We have to adapt with the times. Mr. Epperson and his union cronies do not. In retiring at only age 50, the taxpayers will be paying Mr. Epperson in retirement longer than he was in the workforce. A sixth-grader can tell you that math is simply not sustainable. My father-in-law recently retired at age 70 after 50 years as a union ironworker. He doesn’t receive a fraction of what Mr. Epperson receives at age 50. Something isn’t right.

Of course, Mr. Epperson attacks our City Council. He wants to keep this cash cow in place for all of his friends. To his surprise, we actually have a City Council that refused to be bullied by the unions, their private investigators and out-of-town law firms. Mr. Epperson is simply angry because this council hasn’t done what most City Council’s usually do: give in to the bullying and threats of the police union to get what they want.

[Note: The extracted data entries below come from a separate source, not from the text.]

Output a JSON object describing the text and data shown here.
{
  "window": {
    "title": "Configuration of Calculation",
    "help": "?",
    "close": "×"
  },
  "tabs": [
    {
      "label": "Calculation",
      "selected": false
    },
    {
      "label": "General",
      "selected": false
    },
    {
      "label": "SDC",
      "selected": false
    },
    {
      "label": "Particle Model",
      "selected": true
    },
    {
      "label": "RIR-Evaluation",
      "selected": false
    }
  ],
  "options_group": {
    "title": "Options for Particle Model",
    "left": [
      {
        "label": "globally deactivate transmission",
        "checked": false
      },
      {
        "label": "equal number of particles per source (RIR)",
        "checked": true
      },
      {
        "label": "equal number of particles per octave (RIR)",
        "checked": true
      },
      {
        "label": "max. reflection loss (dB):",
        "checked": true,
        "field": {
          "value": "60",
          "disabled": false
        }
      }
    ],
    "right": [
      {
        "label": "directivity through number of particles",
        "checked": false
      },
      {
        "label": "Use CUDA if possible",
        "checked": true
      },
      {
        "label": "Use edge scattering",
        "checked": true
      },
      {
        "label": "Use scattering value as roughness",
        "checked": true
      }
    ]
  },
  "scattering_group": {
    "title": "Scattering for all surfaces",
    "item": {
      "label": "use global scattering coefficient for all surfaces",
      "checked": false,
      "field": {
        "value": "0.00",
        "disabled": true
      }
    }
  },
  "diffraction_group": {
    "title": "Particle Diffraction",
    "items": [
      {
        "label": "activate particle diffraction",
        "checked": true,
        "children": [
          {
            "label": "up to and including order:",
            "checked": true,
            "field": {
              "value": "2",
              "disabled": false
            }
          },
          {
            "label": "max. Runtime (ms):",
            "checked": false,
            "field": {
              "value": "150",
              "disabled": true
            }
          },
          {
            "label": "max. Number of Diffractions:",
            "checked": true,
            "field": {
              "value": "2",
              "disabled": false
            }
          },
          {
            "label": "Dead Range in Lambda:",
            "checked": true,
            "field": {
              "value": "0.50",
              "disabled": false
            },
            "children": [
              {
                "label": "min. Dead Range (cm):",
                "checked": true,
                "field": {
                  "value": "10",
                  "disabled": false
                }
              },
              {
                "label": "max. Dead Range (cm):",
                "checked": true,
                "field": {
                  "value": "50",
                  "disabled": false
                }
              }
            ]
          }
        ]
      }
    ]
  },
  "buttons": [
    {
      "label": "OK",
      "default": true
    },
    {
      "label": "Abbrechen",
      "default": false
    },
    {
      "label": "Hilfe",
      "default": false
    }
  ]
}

Instead of sitting down at the table to negotiate, like our firefighters did, the police union refuses to discuss a reasonable contract and instead continues to spread lies and instill fear in the public. Since they cannot justify these outrageous and exorbitant salaries and benefits, they simply use fear to try and convince you that unless we retire every police officer at 50 and pay them $165,000 a year for life, we will not be safe.

The residents and taxpayers of this city have had it. We are tired of the lies. Tired of the threats and bullying from those who want to continue a broken system that is bankrupting our wonderful town.

I thank Mr. Epperson for his years of service to our city. However, when you are cashing a retirement check for nearly $14,000 each month, maybe you should not complain about who the residents pick to represent them.

Colin McCarthy

Costa Mesa

Editor’s note: The writer is a planning commissioner and candidate for City Council.